第10話

「ち、父上! き、聞いて下さい! ち、違うんです!」


 デュランはなんとか父親に取り入ろうとしたのだが、


「黙れぇ! 言い訳なんぞ聞きたくもないわぁ!」


 激昂した父親は聞く耳を持たず更に殴られた。


「ぐはっ!」


「ハァ...ハァ...貴様にはとことん失望した...結婚すれば少しはマトモになるかと思ってこの屋敷まで与えたが、どうやら全ては無駄だったようだな...」


 父親は息を切らしながらガックリと項垂れた。しばらくして息を整えた後、厳かにこう告げた。


「伯爵家は弟のフィリップに継がせることとし、今日限りで貴様とは縁を切る。勘当だ。もう親でも無ければ子でも無い。この屋敷は売却するから、貴様は荷物を纏めてどこへなりと勝手に行くがいい。分かったな?」


 デュランは顔面蒼白になって元父親に必死に縋った。


「そ、そんな! ま、待って下さい! ち、父上! お、お願いですからそれだけは勘弁して下さい!」


「だから儂を父と呼ぶなぁ!」


 父親は最後にもう一度ステッキを振り上げた。


「ごふっ!」


 その一撃を食らったデュランはとうとう気を失った。



◇◇◇



「ふぁ~...良く寝た~」


 そんな騒ぎが起きていたことなど露ほども気付かなかったアイラは、ポリポリと頭を掻きながら呑気に寝室から出て来た。

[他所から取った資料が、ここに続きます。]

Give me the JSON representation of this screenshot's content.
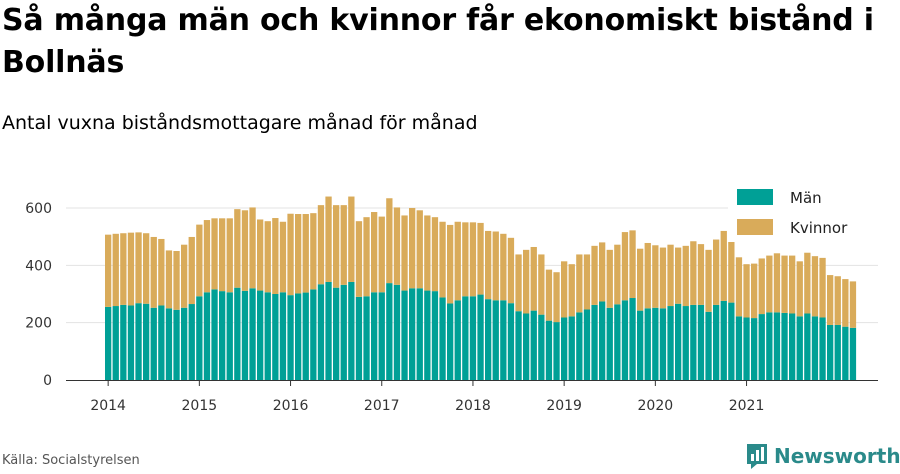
{
  "title": "Så många män och kvinnor får ekonomiskt bistånd i Bollnäs",
  "subtitle": "Antal vuxna biståndsmottagare månad för månad",
  "source": "Källa: Socialstyrelsen",
  "brand": {
    "name": "Newsworthy",
    "icon": "newsworthy-logo-icon"
  },
  "colors": {
    "men": "#00a096",
    "women": "#d9ab5a",
    "grid": "#e3e3e3",
    "axis": "#333333"
  },
  "chart_data": {
    "type": "bar",
    "stacked": true,
    "title": "",
    "xlabel": "",
    "ylabel": "",
    "ylim": [
      0,
      700
    ],
    "yticks": [
      0,
      200,
      400,
      600
    ],
    "x_start": "2014-01",
    "xticks": [
      "2014",
      "2015",
      "2016",
      "2017",
      "2018",
      "2019",
      "2020",
      "2021"
    ],
    "grid": true,
    "legend_position": "top-right",
    "series": [
      {
        "name": "Män",
        "values": [
          255,
          258,
          262,
          260,
          268,
          266,
          252,
          260,
          250,
          245,
          252,
          265,
          292,
          306,
          316,
          310,
          306,
          322,
          311,
          320,
          312,
          306,
          300,
          306,
          296,
          302,
          305,
          316,
          334,
          342,
          322,
          332,
          342,
          290,
          292,
          306,
          306,
          338,
          332,
          312,
          320,
          320,
          312,
          310,
          288,
          267,
          278,
          292,
          292,
          298,
          282,
          278,
          278,
          268,
          240,
          232,
          242,
          228,
          207,
          202,
          218,
          222,
          236,
          246,
          262,
          274,
          252,
          264,
          278,
          286,
          242,
          250,
          252,
          250,
          258,
          266,
          258,
          262,
          262,
          238,
          262,
          276,
          270,
          222,
          218,
          216,
          230,
          236,
          236,
          234,
          232,
          222,
          232,
          222,
          218,
          192,
          192,
          186,
          182
        ]
      },
      {
        "name": "Kvinnor",
        "values": [
          252,
          252,
          250,
          254,
          247,
          246,
          247,
          232,
          202,
          205,
          220,
          234,
          250,
          252,
          248,
          254,
          258,
          274,
          281,
          282,
          248,
          248,
          265,
          246,
          284,
          277,
          274,
          266,
          276,
          298,
          288,
          278,
          298,
          264,
          276,
          280,
          264,
          296,
          270,
          262,
          280,
          272,
          262,
          258,
          264,
          274,
          274,
          258,
          258,
          250,
          238,
          240,
          232,
          228,
          198,
          222,
          222,
          210,
          178,
          174,
          196,
          182,
          202,
          192,
          206,
          206,
          202,
          208,
          238,
          236,
          216,
          228,
          218,
          212,
          214,
          196,
          210,
          222,
          212,
          216,
          228,
          244,
          244,
          206,
          186,
          190,
          194,
          198,
          206,
          200,
          202,
          192,
          212,
          210,
          208,
          174,
          170,
          166,
          162
        ]
      }
    ]
  }
}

 そして何気なく玄関の方を見てギョッとする。そこにはタコ殴り状態になって気を失っているデュランの姿があったからだ。


「えっ!? デュラン!? ど、どうしたのよ!? い、一体なにがあったっていうの!? デュラン! しっかりして!」


 アイラは慌てて駆け寄りデュランを抱き起こす。


「うぅ...痛たたた...」


 呻きながらデュランが目を覚ました。


「デュラン! 大丈夫!? 一体誰にやられたの!?」


「...父親...」


「へっ!?」


 絞り出すようにして答えたデュランの言葉に、アイラは訳が分からず間抜けな声を上げた。


「...サリアに対する仕打ちがバレた...僕は勘当されて無一文になった...」


「えっ!? なになに!? どういうこと!? ちゃんと一から説明してよ!?」


 ショックのあまり、色々と端折ったデュランの説明で理解できる訳がない。アイラはデュランに詳細な説明を促した。


 やがてデュランはポツリポツリと事ここに至った経緯を話し始めた。それを辛抱強く聞いていたアイラは、


「つまりあんたは離婚訴訟を起こされ、その上実家からも勘当され、この家からも追い出されるって訳ね。無一文で」


 そう結論付けてデュランに確認した。


「...あぁ、そうだ...アイラ、僕は」


 どうしたらいい? と続けようとしたデュランを遮るようにアイラは、


「それじゃもうあんたに利用価値は無いわ。さようなら。結構楽しかったわよ」


 そう言い残して去って行った。


 後には呆然としたデュランだけが取り残されていた。